- Born: Victoria Syde Praver June 4, 1986 (age 40) San Diego, California, U.S.
- Other names: "Tori", "Tori Praver-Fuller"
- Occupation: Model
- Spouse: Mark Burnbaum ​(m. 2021)​
- Children: 2
- Modeling information
- Height: 5 ft 11 in (1.80 m)
- Hair color: Blonde
- Eye color: Blue
- Agency: IMG Models (Worldwide) Uno Models (Barcelona) Modellink (Gothenburg) Place Models (Hamburg)
- Website: www.toripraver.com

= Tori Praver =

American model (born 1986)

Victoria Syde Praver (born 1986) is an American model and swimwear fashion designer perhaps best known for her appearances in the 2007–2009 Sports Illustrated Swimsuit Issue, as a Global Brand Ambassador for Billabong in 2009, and for being the youngest face of Guess in 2006, at the age of 17.

== Biography ==
Born in San Diego, California, and raised on the Hawaiian island of Maui, Praver's childhood was spent surfing, swimming and hanging out at local beaches with her friends. Discovered at age 13 at a Lahaina supermarket, Praver has gone on to work for Guess, Yamamay, Tally Weijl, and Liu-Jo. She has been on multiple covers of Cosmopolitan, Glamour, and Cover magazines. She made Sports Illustrated shoots and was the object/subject of Joanne Gair body painting works in the 2007 and 2008 editions and appeared again the following year in 2009.
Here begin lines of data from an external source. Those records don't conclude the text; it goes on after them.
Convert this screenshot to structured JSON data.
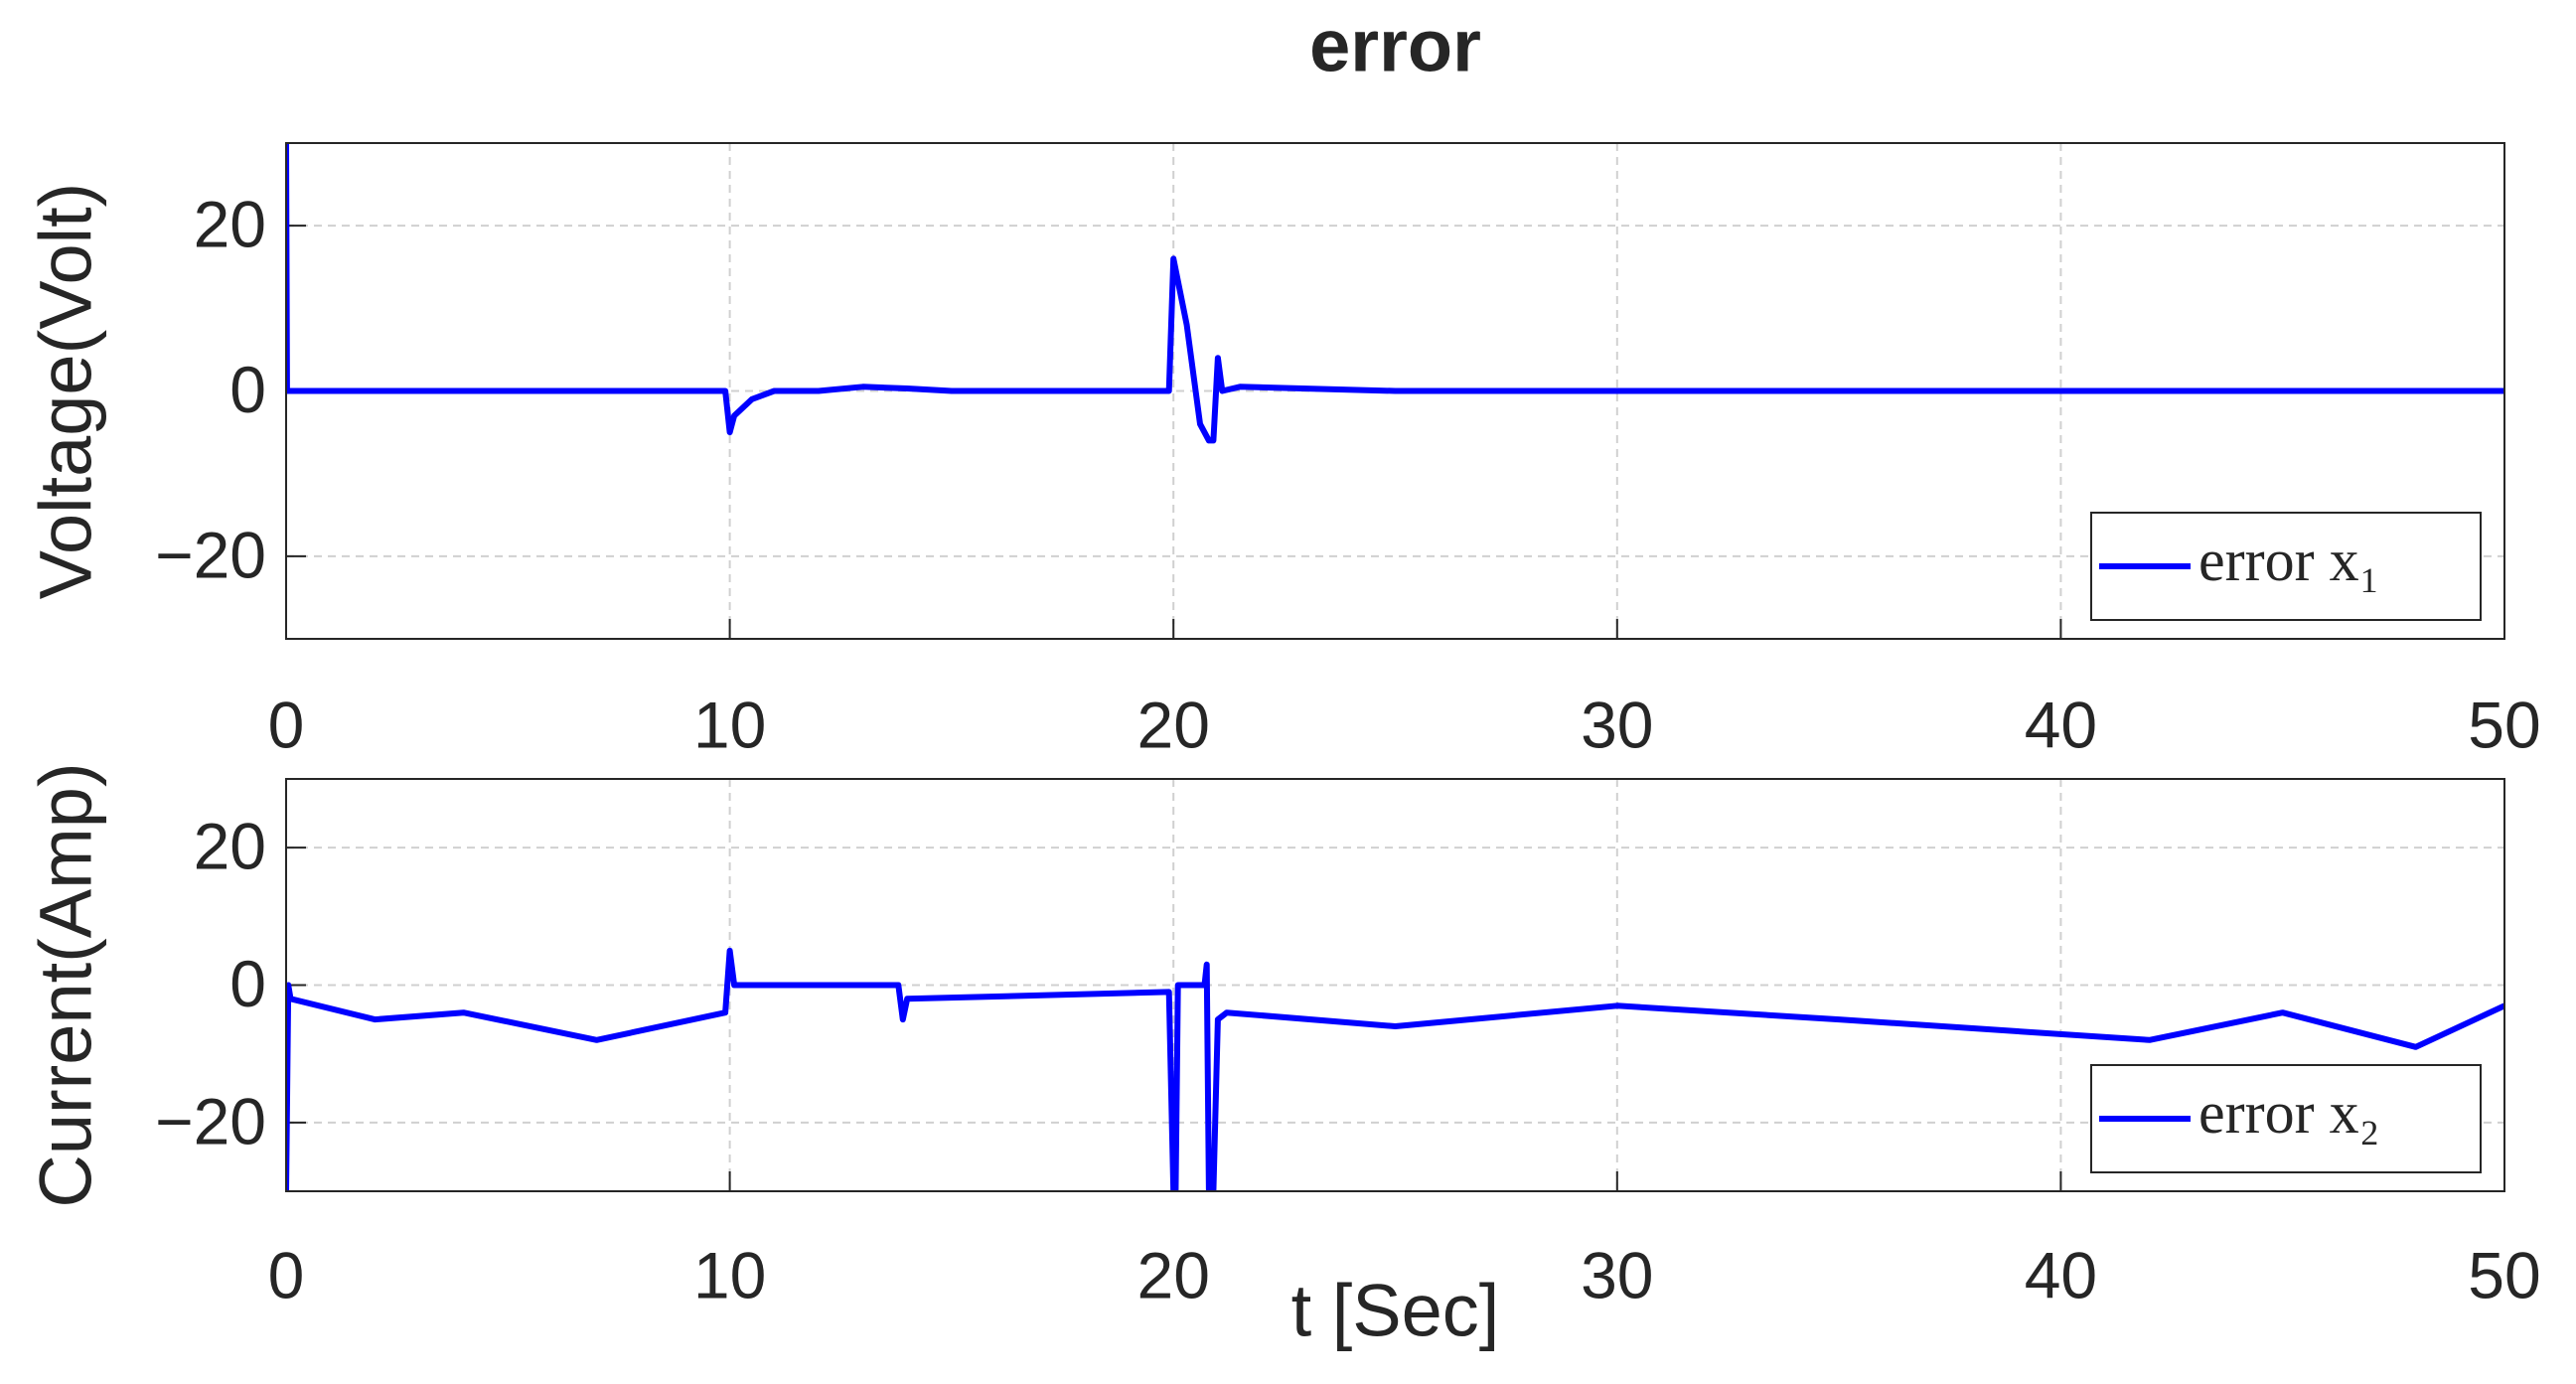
{
  "chart_data": [
    {
      "type": "line",
      "title": "error",
      "ylabel": "Voltage(Volt)",
      "x": [
        0,
        0.02,
        0.1,
        9.9,
        10,
        10.1,
        10.5,
        11,
        12,
        13,
        14,
        15,
        19.9,
        20,
        20.3,
        20.6,
        20.8,
        20.9,
        21,
        21.1,
        21.5,
        25,
        30,
        40,
        50
      ],
      "series": [
        {
          "name": "error x₁",
          "color": "#0000ff",
          "values": [
            30,
            0,
            0,
            0,
            -5,
            -3,
            -1,
            0,
            0,
            0.5,
            0.3,
            0,
            0,
            16,
            8,
            -4,
            -6,
            -6,
            4,
            0,
            0.5,
            0,
            0,
            0,
            0
          ]
        }
      ],
      "xlim": [
        0,
        50
      ],
      "xticks": [
        0,
        10,
        20,
        30,
        40,
        50
      ],
      "ylim": [
        -30,
        30
      ],
      "yticks": [
        {
          "value": -20,
          "label": "−20"
        },
        0,
        20
      ],
      "grid": true,
      "legend": "lower right"
    },
    {
      "type": "line",
      "xlabel": "t [Sec]",
      "ylabel": "Current(Amp)",
      "x": [
        0,
        0.05,
        0.1,
        2,
        4,
        7,
        9.9,
        10,
        10.1,
        12,
        13.8,
        13.9,
        14,
        19.9,
        20,
        20.05,
        20.1,
        20.7,
        20.75,
        20.8,
        20.9,
        21,
        21.2,
        25,
        30,
        35,
        42,
        45,
        48,
        50
      ],
      "series": [
        {
          "name": "error x₂",
          "color": "#0000ff",
          "values": [
            -30,
            0,
            -2,
            -5,
            -4,
            -8,
            -4,
            5,
            0,
            0,
            0,
            -5,
            -2,
            -1,
            -30,
            -30,
            0,
            0,
            3,
            -30,
            -30,
            -5,
            -4,
            -6,
            -3,
            -5,
            -8,
            -4,
            -9,
            -3
          ]
        }
      ],
      "xlim": [
        0,
        50
      ],
      "xticks": [
        0,
        10,
        20,
        30,
        40,
        50
      ],
      "ylim": [
        -30,
        30
      ],
      "yticks": [
        {
          "value": -20,
          "label": "−20"
        },
        0,
        20
      ],
      "grid": true,
      "legend": "lower right"
    }
  ]
}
Her initial career goals were to become a fashion designer and in 2009, Praver started her own line of swimwear, Tori Praver Swimwear. The successful swimwear line is sold through major retailers, boutiques and online. In 2013, she married long-time boyfriend and professional surfer Danny Fuller, they separated in June 2017. The former couple share a daughter, Ryan, born in 2013, and a son, Phoenix, born in 2016, and split their time between Hawaii, Malibu and New York.